The bootloader uses the MiniELF format because we can make assertations about things like the order of sections and about merging multiple segments, while also stripping non-loadable sections. It would be possible to just bundle all the ELF images for all programs together, but if you're generating the loader image you might as well shrink the image a bit.

> What?? No! sbrk() is a terrible interface.

Then you can call `MapMemory(NULL, NULL, [size], RWX)`: https://docs.rs/xous/latest/xous/syscall/fn.map_memory.html

Yocto? Nobody is expecting Yocto for deeply embedded systems likely to be built on this OS. It’s closer to FreeRTOS, Zephyr, Embassy, but with this additional hardware-level safety guarantees.
My Yocto point might be colored by my experience of having seen multiple teams stick with Yocto beyond (IMHO) the point of pain and reason due to familiarity and industry inertia.
> An OS has no business dictating implementation language.

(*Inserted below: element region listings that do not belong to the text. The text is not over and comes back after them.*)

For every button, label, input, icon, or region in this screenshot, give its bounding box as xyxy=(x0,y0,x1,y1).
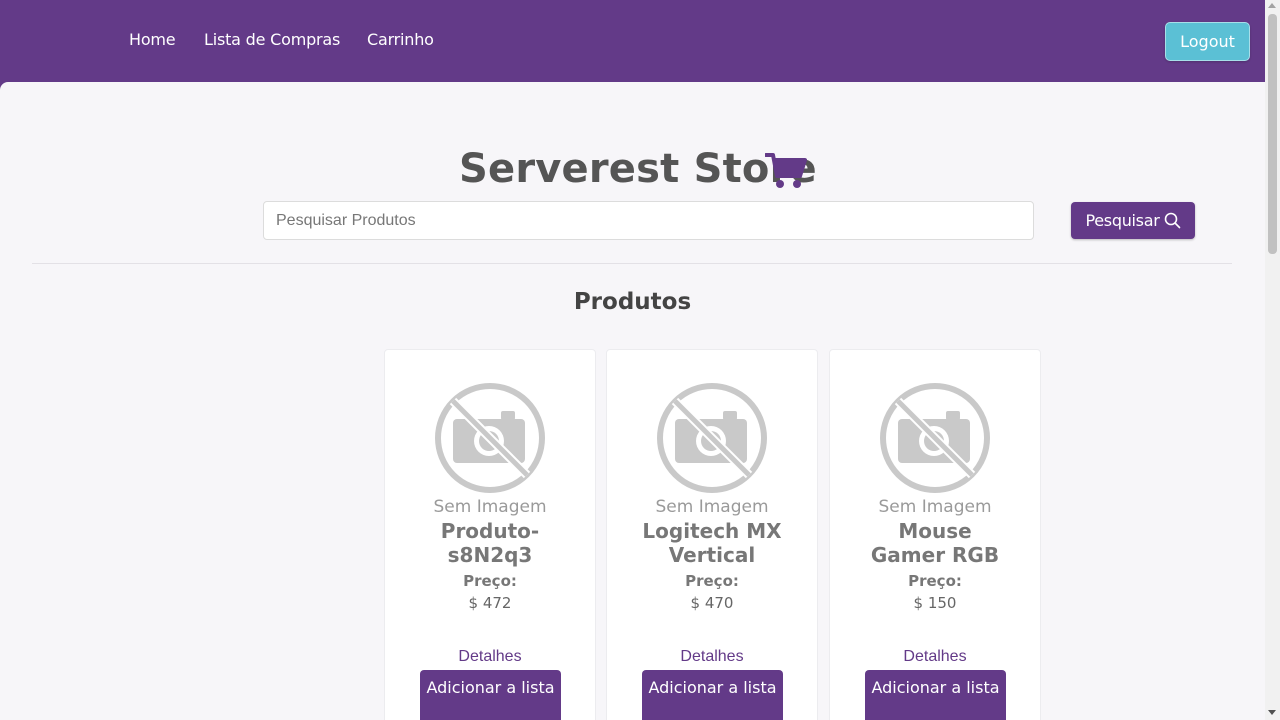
nav-home-link[interactable]: Home xyxy=(129,30,176,50)
search-button-label: Pesquisar xyxy=(1085,211,1160,230)
no-image-label: Sem Imagem xyxy=(433,497,547,517)
details-link[interactable]: Detalhes xyxy=(830,648,1040,666)
details-link[interactable]: Detalhes xyxy=(607,648,817,666)
product-name: Mouse Gamer RGB xyxy=(870,519,1000,567)
products-section-title: Produtos xyxy=(573,289,692,315)
product-card: Sem Imagem Mouse Gamer RGB Preço: $ 150 … xyxy=(829,349,1041,720)
scroll-up-arrow-icon[interactable] xyxy=(1268,3,1276,8)
search-icon xyxy=(1164,212,1180,229)
details-link[interactable]: Detalhes xyxy=(385,648,595,666)
add-to-list-button[interactable]: Adicionar a lista xyxy=(642,670,783,720)
no-image-camera-icon xyxy=(880,383,990,493)
add-to-list-button[interactable]: Adicionar a lista xyxy=(865,670,1006,720)
no-image-camera-icon xyxy=(657,383,767,493)
product-card: Sem Imagem Produto-s8N2q3 Preço: $ 472 D… xyxy=(384,349,596,720)
no-image-label: Sem Imagem xyxy=(655,497,769,517)
nav-shopping-list-link[interactable]: Lista de Compras xyxy=(204,30,340,50)
shopping-cart-icon xyxy=(765,153,807,188)
price-value: $ 472 xyxy=(468,594,512,612)
main-content: Serverest Store Pesquisar Produtos Sem I… xyxy=(0,82,1265,720)
price-label: Preço: xyxy=(685,572,739,590)
search-input[interactable] xyxy=(263,201,1034,240)
divider xyxy=(32,263,1232,264)
price-label: Preço: xyxy=(908,572,962,590)
no-image-label: Sem Imagem xyxy=(878,497,992,517)
no-image-camera-icon xyxy=(435,383,545,493)
page-title: Serverest Store xyxy=(459,146,817,192)
navbar: Home Lista de Compras Carrinho Logout xyxy=(0,0,1265,82)
vertical-scrollbar[interactable] xyxy=(1265,0,1280,720)
product-card: Sem Imagem Logitech MX Vertical Preço: $… xyxy=(606,349,818,720)
product-name: Logitech MX Vertical xyxy=(642,519,782,567)
price-label: Preço: xyxy=(463,572,517,590)
price-value: $ 470 xyxy=(690,594,734,612)
scrollbar-thumb[interactable] xyxy=(1268,14,1277,254)
add-to-list-button[interactable]: Adicionar a lista xyxy=(420,670,561,720)
scroll-down-arrow-icon[interactable] xyxy=(1268,710,1276,715)
price-value: $ 150 xyxy=(913,594,957,612)
nav-cart-link[interactable]: Carrinho xyxy=(367,30,434,50)
product-name: Produto-s8N2q3 xyxy=(440,519,540,567)
logout-button[interactable]: Logout xyxy=(1165,22,1250,61)
search-button[interactable]: Pesquisar xyxy=(1071,202,1195,239)
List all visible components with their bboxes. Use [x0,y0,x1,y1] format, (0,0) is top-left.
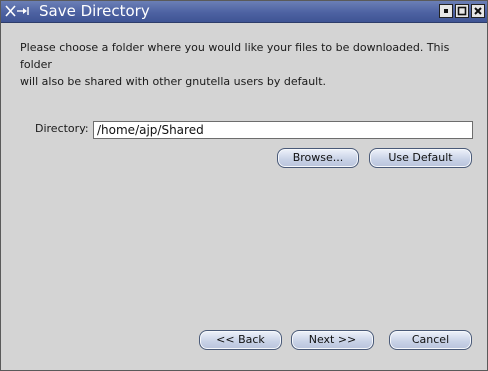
back-button[interactable]: << Back [199,330,282,350]
close-icon[interactable] [471,4,485,18]
title-bar[interactable]: Save Directory [1,1,487,23]
maximize-icon[interactable] [455,4,469,18]
instructions-line: Please choose a folder where you would l… [20,41,450,71]
directory-label: Directory: [35,122,89,135]
cancel-button[interactable]: Cancel [389,330,472,350]
minimize-icon[interactable] [439,4,453,18]
browse-button[interactable]: Browse... [277,148,359,168]
window-title: Save Directory [39,2,150,20]
instructions-line: will also be shared with other gnutella … [20,75,327,88]
x-arrow-icon[interactable] [4,3,34,19]
directory-input[interactable] [93,121,473,139]
next-button[interactable]: Next >> [291,330,374,350]
save-directory-dialog: Save Directory Please choose a folder wh… [0,0,488,371]
use-default-button[interactable]: Use Default [369,148,472,168]
instructions-text: Please choose a folder where you would l… [20,39,475,90]
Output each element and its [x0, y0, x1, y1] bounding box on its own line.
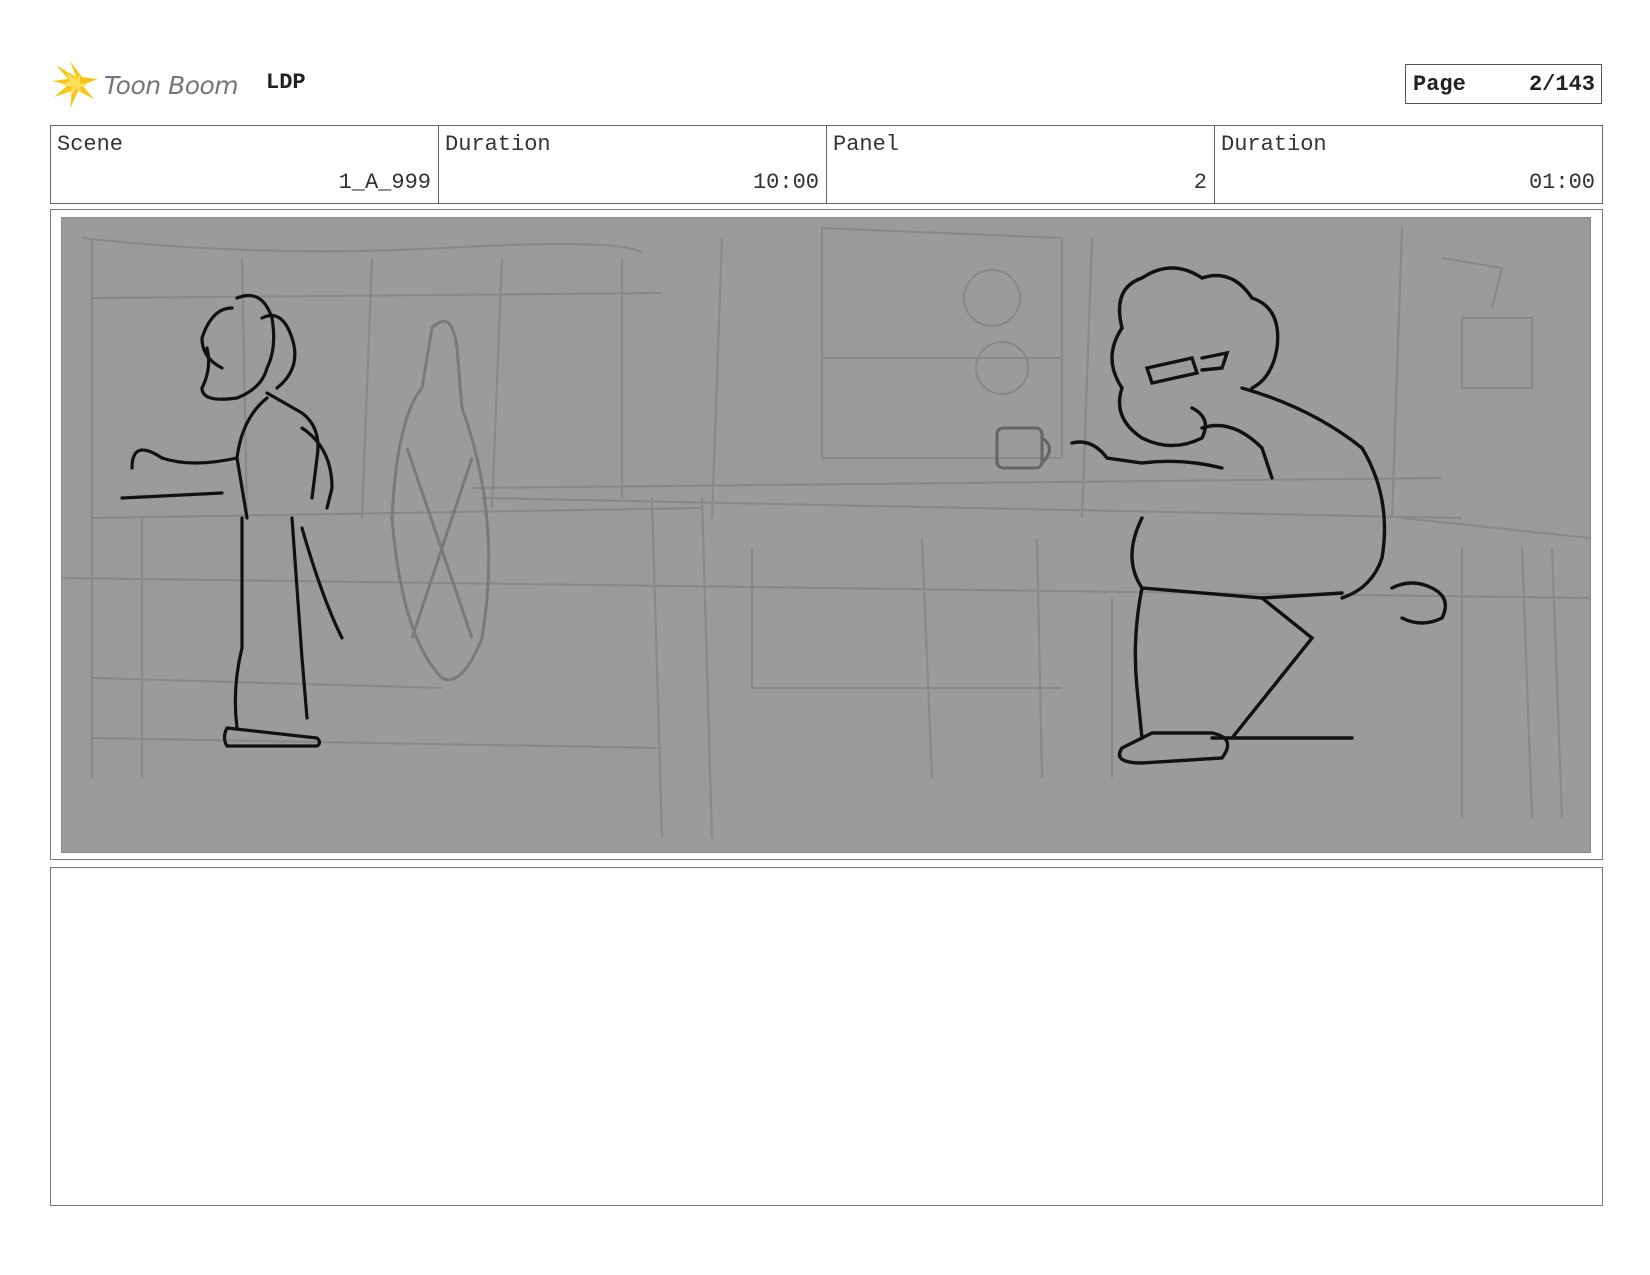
panel-notes-box	[50, 867, 1603, 1206]
sketch-drawing	[62, 218, 1589, 851]
panel-cell: Panel 2	[827, 126, 1215, 203]
panel-frame	[50, 209, 1603, 860]
panel-duration-label: Duration	[1221, 132, 1327, 157]
page-number: 2/143	[1528, 71, 1595, 97]
page-label: Page	[1413, 71, 1466, 97]
scene-info-table: Scene 1_A_999 Duration 10:00 Panel 2 Dur…	[50, 125, 1603, 204]
logo-text: Toon Boom	[104, 70, 239, 100]
toon-boom-logo: Toon Boom	[52, 58, 252, 112]
starburst-icon	[52, 61, 98, 109]
panel-value: 2	[1193, 170, 1207, 195]
scene-duration-value: 10:00	[752, 170, 819, 195]
panel-label: Panel	[833, 132, 900, 157]
storyboard-sketch-image	[61, 217, 1591, 853]
scene-cell: Scene 1_A_999	[51, 126, 439, 203]
panel-duration-cell: Duration 01:00	[1215, 126, 1602, 203]
page-indicator: Page 2/143	[1405, 64, 1602, 104]
panel-duration-value: 01:00	[1528, 170, 1595, 195]
scene-value: 1_A_999	[338, 170, 431, 195]
scene-label: Scene	[57, 132, 124, 157]
scene-duration-cell: Duration 10:00	[439, 126, 827, 203]
project-code: LDP	[266, 70, 306, 95]
scene-duration-label: Duration	[445, 132, 551, 157]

As opposed to all those OSes that only publish headers in one language right that require everyone to go through heroic effort to interoperate with it?

> This mechanism seems ripe for squatting attacks. How do I know I'm talking to the service I want to contact instead of somebody squatting the name?

Nobody is going to stop you from typosquatting yourself, no

> As opposed to all those OSes that only publish headers in one language right that require everyone to go through heroic effort to interoperate with it?

Everyone can speak C ABI. It's just a matter of making memory and registers spell out the right things.

Only Rust can speak to a Rust API that needs monomorphization before it can be used. I'd have the same objection to an OS project based on a C++ API, BTW. (Android gets this wrong for some of their HALs, sadly.)

> Nobody is going to stop you from typosquatting yourself, no

True, but if it's about the same amount of work either way, you might as well design the system such that it could conceivably run services at different trust levels.

And if you don't have different trust levels? Why not just stick everything in one address space, like Midori?

I can see a case for something simpler and more streamlined than your typical Unix system, but I imagine that thing being something more this Zephyr or FreeRTOS and not require an MMU. This project does require an MMU and virtual memory.

I appreciate the effort that's gone into Xous, but I'm not sure who it's for except Rust fans who really like greenfield projects. It's just as alien as seL4 but without the mathematical correctness assurances.

I think it'd be cool to make something like this a middleware layer atop seL4 that helps make building systems with it practical.